Sustainable business models are good for the environment and surrounding community but also benefit a company’s bottom line. They can help businesses evaluate their performance year by year, showing them where they have room for improvement and how they can save resources. Good ESG practices can even help companies win government contracts.

What Does ESG Mean to You?

For the average individual, the finer details of ESG may seem unimportant. While this is a form of reporting and regulation that matters the most to businesses and investors, being aware of ESG reporting allows people to stay informed and educated about how large companies are impacting the environment.

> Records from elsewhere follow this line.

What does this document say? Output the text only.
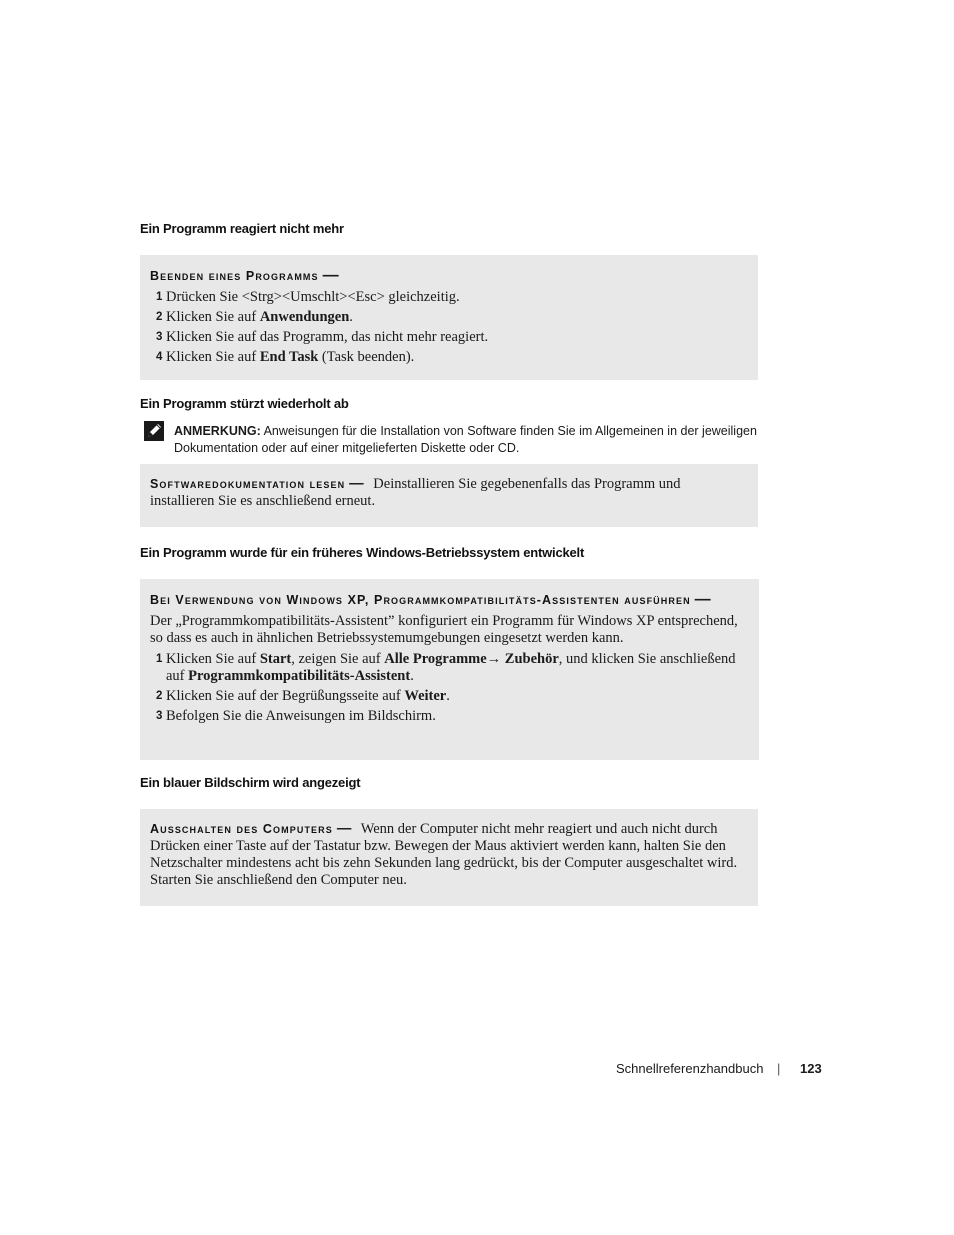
Ein Programm reagiert nicht mehr
Beenden eines Programms —

1 Drücken Sie <Strg><Umschlt><Esc> gleichzeitig.

2 Klicken Sie auf Anwendungen.

3 Klicken Sie auf das Programm, das nicht mehr reagiert.

4 Klicken Sie auf End Task (Task beenden).

Ein Programm stürzt wiederholt ab
ANMERKUNG: Anweisungen für die Installation von Software finden Sie im Allgemeinen in der jeweiligen Dokumentation oder auf einer mitgelieferten Diskette oder CD.
Softwaredokumentation lesen — Deinstallieren Sie gegebenenfalls das Programm und installieren Sie es anschließend erneut.
Ein Programm wurde für ein früheres Windows-Betriebssystem entwickelt
Bei Verwendung von Windows XP, Programmkompatibilitäts-Assistenten ausführen —
Der „Programmkompatibilitäts-Assistent” konfiguriert ein Programm für Windows XP entsprechend, so dass es auch in ähnlichen Betriebssystemumgebungen eingesetzt werden kann.

1 Klicken Sie auf Start, zeigen Sie auf Alle Programme→ Zubehör, und klicken Sie anschließend auf Programmkompatibilitäts-Assistent.

2 Klicken Sie auf der Begrüßungsseite auf Weiter.

3 Befolgen Sie die Anweisungen im Bildschirm.

Ein blauer Bildschirm wird angezeigt
Ausschalten des Computers — Wenn der Computer nicht mehr reagiert und auch nicht durch Drücken einer Taste auf der Tastatur bzw. Bewegen der Maus aktiviert werden kann, halten Sie den Netzschalter mindestens acht bis zehn Sekunden lang gedrückt, bis der Computer ausgeschaltet wird. Starten Sie anschließend den Computer neu.
Schnellreferenzhandbuch | 123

ESG reporting can help you decide whether or not you want to give your money to a company based on their business practices and ethics, or if you want to apply to work for them. It can show you who is contributing the most (or the least) to major environmental and social issues. ESG is also a subject of great debate in legislation these days, and understanding what it means can help you to better evaluate the stances of the politicians that you vote for.

Clarifying ESG

Environmental, social and governance frameworks guide business decisions, helping companies make better choices and comply with the law. ESG scores are also useful for investors wanting to invest in reputable organizations, and customers and job seekers can look at a company’s ESG ratings to decide whether to shop or work there. 

The world is in a transitional period marked by changing consumer values, a shift toward renewable practices, better treatment of workers and a circular economy. In the future, ESG might just be called good business. However, its core principles are surely here to stay.